一个引人入胜的开头可以增强演讲稿的吸引力,在演讲稿中,我们可以运用生动的比喻和案例,以下是美篇六六网小编精心为您推荐的最精炼的演讲稿5篇,供大家参考。
最精炼的演讲稿篇1
what is your dream? what ignites that spark. you can’t kinda want that, you got to want it with every part of your whole heart. will you struggle? yeah, yeah… you will struggle, no way around it. you will fall many times, but who's counting? just remember, there's no such thing as a smooth you want to make it to the top then, there are sharp ridges that have to be stepped over. there will be times you get stressed and things you get depressed over. but let me tell you something. steven spielberg was rejected from film school three times, three times but he kept going.
最精炼的演讲稿篇2
my visit to casals’ house was a reminder to me that we must all try to use our power well. because to not use our power is to abuse it.
to not speak, to remain silent in the face of uncertainty, in the face of the insecurity and massive changes that confront us today, that every one of us confronts every day of our lives – that is an abuse of power.
let us remember: every struggle for reform, innovation, or justice starts with a voice in the wilderness. a voice in the wilderness. vox clamantis in deserto. you all know that.

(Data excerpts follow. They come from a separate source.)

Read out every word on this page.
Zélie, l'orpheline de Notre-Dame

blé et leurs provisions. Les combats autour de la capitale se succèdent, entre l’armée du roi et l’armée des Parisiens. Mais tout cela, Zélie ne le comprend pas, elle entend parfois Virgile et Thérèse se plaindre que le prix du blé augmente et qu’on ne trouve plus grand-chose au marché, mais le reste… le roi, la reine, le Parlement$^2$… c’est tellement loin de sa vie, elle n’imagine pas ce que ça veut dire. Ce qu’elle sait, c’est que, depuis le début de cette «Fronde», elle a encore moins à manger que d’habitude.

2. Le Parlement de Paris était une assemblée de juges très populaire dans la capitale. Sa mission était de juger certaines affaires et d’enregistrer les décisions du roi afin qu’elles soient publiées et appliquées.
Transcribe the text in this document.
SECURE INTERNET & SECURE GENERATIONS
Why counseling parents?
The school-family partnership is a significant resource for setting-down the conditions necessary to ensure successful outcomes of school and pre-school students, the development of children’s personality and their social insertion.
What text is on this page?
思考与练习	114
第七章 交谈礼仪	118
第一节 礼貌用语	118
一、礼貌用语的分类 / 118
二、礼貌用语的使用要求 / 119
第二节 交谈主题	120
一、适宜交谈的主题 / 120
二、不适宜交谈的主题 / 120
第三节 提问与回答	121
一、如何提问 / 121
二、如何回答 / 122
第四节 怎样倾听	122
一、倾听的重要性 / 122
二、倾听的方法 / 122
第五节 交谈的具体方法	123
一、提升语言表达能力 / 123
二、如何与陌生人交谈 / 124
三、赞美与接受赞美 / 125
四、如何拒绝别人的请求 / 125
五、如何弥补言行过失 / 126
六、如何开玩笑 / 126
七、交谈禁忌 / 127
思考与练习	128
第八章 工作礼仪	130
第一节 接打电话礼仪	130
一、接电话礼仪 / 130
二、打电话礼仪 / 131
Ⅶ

so, as you go forward today, i’d just like to leave you with this one thought: you have, and always will have, more power than you know. never abuse this power. never abuse this power. it is a gift. use it with great care and with great intention. listen to the voices crying in the wilderness; become one of those voices, a voice for justice and for hope.
remember, always, that you are a human being first. it’s a truth embedded in the very foundation of your liberal arts education. practice your humanity daily. practice that truth. let it power your decisions, let it inspire your thoughts, and let it shape your ideals. then you will soar. you will fly. and you will help others soar and fly.
最精炼的演讲稿篇3
you’re not supposed to be. find the hope in the unexpected. find the courage in the challenge. find your vision on the solitary road.
don’t get distracted.
there are too many people who want credit without responsibility.
too many who show up for the ribbon cutting without building anything worth a damn.
be different. leave something a few days, we will mark the 50th anniversary of the riots at stonewall.
when the patrons of the stonewall inn showed up that night – people of all races, gay and transgender, young and old – they had no idea what history had in store for them. it would have seemed foolish to dream it.
and always remember that you can’t take it with you. you’re going to have to pass it on.
thank you very much. and congratulations to the class of 20xx!
最精炼的演讲稿篇4
the group gathered there felt something strengthen in them. a conviction that they deserved something better than the shadows, and better than oblivion.
and if it wasn’t going to be given, then they were going to have to build it themselves.
i was 8 years old and a thousand miles away when stonewall happened. there were no news alerts, no way for photos to go viral, no mechanism for a kid on the gulf coast to hear these unlikely heroes tell their stories.
greenwich village may as well have been a different planet, though i can tell you that the slurs and hatreds were the same.
what i would not know, for a long time, was what i owed to a group of people i never knew in a place i’d never been.
yet i will never stop being grateful for what they had the courage to build.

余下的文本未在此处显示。